Ca2+, as a messenger of signal transduction, regulates numerous target molecules via Ca2+-induced conformational changes. Investigation into the determinants for Ca2+-induced conformational change is often impeded by cooperativity between multiple metal-binding sites or protein oligomerization in naturally occurring proteins. To dissect the relative contributions of key determinants for Ca2+-dependent conformational changes, we report the design of a single-site Ca2+-binding protein (CD2.trigger) created by altering charged residues at an electrostatically sensitive location on the surface of the host protein rat Cluster of Differentiation 2 (CD2).CD2.trigger binds to Tb3+ and Ca2+ with dissociation constants of 0.3 +/- 0.1 and 90 +/- 25 microM, respectively. This protein is largely unfolded in the absence of metal ions at physiological pH, but Tb3+ or Ca2+ binding results in folding of the native-like conformation. Neutralization of the charged coordination residues, either by mutation or protonation, similarly induces folding of the protein. The control of a major conformational change by a single Ca2+ ion, achieved on a protein designed without reliance on sequence similarity to known Ca2+-dependent proteins and coupled metal-binding sites, represents an important step in the design of trigger proteins.

Using protein design to dissect the effect of charged residues on metal binding and protein stability.

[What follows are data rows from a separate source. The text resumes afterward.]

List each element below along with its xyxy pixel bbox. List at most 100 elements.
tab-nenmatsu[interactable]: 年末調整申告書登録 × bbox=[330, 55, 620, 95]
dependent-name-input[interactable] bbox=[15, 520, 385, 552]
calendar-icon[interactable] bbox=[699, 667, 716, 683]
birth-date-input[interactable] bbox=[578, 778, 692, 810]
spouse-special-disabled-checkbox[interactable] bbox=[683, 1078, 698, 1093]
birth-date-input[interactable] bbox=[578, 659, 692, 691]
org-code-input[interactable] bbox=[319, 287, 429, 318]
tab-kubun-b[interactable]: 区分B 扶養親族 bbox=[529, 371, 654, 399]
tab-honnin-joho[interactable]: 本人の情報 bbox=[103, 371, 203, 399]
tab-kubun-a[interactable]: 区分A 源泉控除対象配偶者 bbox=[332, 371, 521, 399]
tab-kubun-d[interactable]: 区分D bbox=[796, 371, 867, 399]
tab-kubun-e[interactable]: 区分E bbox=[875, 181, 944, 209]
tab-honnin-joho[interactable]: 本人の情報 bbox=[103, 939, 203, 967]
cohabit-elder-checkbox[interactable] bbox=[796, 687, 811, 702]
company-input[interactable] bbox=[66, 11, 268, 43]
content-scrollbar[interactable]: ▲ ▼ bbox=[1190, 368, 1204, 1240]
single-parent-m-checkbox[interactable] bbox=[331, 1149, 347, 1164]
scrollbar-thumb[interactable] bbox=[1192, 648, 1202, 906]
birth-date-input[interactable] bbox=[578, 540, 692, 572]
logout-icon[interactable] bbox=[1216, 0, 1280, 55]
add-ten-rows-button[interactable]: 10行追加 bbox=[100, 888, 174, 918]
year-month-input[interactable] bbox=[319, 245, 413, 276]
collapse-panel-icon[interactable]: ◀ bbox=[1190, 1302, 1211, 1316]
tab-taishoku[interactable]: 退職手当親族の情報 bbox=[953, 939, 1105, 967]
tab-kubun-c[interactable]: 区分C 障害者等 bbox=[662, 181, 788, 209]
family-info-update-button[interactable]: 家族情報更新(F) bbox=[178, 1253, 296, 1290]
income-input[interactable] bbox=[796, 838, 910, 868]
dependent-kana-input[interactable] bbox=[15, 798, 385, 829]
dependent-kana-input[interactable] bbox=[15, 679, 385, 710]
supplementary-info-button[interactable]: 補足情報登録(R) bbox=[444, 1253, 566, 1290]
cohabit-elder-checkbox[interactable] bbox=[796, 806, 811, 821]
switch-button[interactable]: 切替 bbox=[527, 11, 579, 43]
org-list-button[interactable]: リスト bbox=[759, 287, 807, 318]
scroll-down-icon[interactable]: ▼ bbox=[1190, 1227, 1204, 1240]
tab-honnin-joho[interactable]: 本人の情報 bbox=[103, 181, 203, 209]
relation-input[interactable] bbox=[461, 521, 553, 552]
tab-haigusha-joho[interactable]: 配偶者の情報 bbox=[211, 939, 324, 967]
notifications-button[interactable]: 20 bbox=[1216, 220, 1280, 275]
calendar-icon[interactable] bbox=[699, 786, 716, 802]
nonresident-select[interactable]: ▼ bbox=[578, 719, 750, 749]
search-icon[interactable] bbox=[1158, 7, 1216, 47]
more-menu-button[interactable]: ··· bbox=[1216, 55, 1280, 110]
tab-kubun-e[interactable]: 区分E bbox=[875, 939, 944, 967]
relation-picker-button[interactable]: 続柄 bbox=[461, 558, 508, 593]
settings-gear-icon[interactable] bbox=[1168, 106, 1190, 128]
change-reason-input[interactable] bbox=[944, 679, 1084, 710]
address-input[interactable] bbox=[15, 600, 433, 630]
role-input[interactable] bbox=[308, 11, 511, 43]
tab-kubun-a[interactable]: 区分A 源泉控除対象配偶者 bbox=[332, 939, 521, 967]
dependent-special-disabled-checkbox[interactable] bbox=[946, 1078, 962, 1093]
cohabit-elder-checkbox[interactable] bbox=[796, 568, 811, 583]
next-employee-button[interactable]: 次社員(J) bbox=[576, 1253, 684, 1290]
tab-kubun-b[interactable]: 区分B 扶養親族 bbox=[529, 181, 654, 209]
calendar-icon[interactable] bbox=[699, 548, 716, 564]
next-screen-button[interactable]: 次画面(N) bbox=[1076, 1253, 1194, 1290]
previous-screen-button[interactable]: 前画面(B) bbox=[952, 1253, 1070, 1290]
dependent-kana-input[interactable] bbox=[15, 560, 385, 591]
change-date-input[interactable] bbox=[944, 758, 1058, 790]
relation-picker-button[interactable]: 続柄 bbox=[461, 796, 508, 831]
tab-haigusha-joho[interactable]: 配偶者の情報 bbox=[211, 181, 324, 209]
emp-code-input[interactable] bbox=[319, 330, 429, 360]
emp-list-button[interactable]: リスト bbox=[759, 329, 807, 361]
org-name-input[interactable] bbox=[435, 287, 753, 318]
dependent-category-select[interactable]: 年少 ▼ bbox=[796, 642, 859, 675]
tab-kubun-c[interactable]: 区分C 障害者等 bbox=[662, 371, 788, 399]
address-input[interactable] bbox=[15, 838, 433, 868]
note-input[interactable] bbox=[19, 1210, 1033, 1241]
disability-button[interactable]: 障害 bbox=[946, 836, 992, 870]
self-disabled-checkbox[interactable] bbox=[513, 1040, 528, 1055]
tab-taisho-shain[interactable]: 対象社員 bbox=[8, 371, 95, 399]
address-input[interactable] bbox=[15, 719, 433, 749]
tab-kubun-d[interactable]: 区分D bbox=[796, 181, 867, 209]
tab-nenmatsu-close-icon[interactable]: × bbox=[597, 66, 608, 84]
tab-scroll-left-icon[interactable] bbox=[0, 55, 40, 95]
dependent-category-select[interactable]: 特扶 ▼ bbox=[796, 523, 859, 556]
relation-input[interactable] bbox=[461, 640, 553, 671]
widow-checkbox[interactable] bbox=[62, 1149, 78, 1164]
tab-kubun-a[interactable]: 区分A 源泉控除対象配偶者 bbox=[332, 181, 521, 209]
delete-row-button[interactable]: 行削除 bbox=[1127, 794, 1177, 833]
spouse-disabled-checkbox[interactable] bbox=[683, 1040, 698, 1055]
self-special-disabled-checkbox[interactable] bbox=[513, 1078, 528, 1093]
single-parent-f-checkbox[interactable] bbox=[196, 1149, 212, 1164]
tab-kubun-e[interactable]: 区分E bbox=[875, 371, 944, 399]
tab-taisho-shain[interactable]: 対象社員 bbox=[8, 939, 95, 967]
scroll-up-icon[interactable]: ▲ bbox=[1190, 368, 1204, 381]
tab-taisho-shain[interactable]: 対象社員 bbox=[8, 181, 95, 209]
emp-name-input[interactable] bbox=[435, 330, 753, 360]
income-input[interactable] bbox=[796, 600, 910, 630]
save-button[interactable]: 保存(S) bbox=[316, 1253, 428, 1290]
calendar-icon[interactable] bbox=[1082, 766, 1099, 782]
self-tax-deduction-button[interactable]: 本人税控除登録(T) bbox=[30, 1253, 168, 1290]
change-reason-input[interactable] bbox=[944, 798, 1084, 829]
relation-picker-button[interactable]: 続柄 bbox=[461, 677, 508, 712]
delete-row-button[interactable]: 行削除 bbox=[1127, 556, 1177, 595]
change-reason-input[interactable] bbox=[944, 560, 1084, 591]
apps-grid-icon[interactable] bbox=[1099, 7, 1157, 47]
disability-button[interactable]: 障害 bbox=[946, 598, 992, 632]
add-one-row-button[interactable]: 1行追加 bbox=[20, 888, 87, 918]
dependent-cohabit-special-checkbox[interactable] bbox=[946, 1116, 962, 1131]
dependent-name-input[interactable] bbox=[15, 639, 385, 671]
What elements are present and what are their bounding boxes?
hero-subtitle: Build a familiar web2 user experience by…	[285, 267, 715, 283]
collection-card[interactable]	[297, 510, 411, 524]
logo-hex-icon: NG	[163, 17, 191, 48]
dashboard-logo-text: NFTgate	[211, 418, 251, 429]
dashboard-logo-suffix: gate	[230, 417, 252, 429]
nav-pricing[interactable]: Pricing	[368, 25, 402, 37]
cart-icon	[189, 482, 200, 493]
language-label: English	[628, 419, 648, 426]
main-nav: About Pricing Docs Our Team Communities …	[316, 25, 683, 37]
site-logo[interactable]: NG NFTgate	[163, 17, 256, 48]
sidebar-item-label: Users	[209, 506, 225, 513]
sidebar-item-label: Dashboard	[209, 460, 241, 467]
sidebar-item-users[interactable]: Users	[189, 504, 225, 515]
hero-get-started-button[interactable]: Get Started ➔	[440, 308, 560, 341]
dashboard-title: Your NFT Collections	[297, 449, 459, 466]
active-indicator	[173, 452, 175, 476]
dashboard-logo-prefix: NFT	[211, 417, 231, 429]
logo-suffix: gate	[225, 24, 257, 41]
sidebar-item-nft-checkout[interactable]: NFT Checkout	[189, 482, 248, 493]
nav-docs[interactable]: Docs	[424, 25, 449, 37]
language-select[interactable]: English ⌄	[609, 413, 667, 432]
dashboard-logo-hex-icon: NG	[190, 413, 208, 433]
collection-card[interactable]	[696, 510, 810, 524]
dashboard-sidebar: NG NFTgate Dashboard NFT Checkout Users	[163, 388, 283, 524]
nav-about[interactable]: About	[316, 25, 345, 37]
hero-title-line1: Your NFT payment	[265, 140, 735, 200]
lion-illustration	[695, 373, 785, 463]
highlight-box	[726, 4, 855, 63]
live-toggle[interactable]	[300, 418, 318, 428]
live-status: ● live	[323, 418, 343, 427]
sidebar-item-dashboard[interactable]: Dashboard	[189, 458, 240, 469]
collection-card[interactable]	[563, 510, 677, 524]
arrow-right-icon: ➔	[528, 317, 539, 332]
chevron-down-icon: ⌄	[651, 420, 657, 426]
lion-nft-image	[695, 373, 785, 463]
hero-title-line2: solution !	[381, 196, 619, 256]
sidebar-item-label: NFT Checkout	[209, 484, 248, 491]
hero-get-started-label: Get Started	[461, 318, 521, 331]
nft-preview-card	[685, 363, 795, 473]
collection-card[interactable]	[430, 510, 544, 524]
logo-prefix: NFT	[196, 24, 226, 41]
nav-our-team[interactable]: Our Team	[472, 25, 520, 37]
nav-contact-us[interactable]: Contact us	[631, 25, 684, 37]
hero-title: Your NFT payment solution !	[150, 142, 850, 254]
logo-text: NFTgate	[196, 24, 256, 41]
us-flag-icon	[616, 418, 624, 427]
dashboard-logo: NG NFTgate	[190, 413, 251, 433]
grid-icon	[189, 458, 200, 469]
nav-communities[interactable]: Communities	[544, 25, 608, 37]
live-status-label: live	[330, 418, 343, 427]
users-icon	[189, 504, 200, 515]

Ca2+ controls biological processes by interacting with proteins with different affinities, which are largely influenced by the electrostatic interaction from the local negatively charged ligand residues in the coordination sphere. We have developed a general strategy for rationally designing stable Ca2+- and Ln3+-binding proteins that retain the native folding of the host protein. Domain 1 of cluster differentiation 2 (CD2) is the host for the two designed proteins in this study. We investigate the effect of local charge on Ca2+-binding affinity based on the folding properties and metal-binding affinities of the two proteins that have similarly located Ca2+-binding sites with two shared ligand positions. While mutation and Ca2+ binding do not alter the native structure of the protein, Ca2+ binding specifically induced changes around the designed Ca2+-binding site. The designed protein with a -5 charge at the binding sphere displays a 14-, 20-, and 12-fold increase in the binding affinity for Ca2+, Tb3+, and La3+, respectively, compared to the designed protein with a -3 charge, which suggests that higher local charges are preferred for both Ca2+ and Ln3+ binding. The localized charged residues significantly decrease the thermal stability of the designed protein with a -5 charge, which has a T(m) of 41 degrees C. Wild-type CD2 has a T(m) of 61 degrees C, which is similar to the designed protein with a -3 charge. This decrease is partially restored by Ca2+ binding. The effect on the protein stability is modulated by the environment and the secondary structure locations of the charged mutations. Our study demonstrates the capability and power of protein design in unveiling key determinants to Ca2+-binding affinity without the complexities of the global conformational changes, cooperativity, and multibinding process found in most natural Ca2+-binding proteins.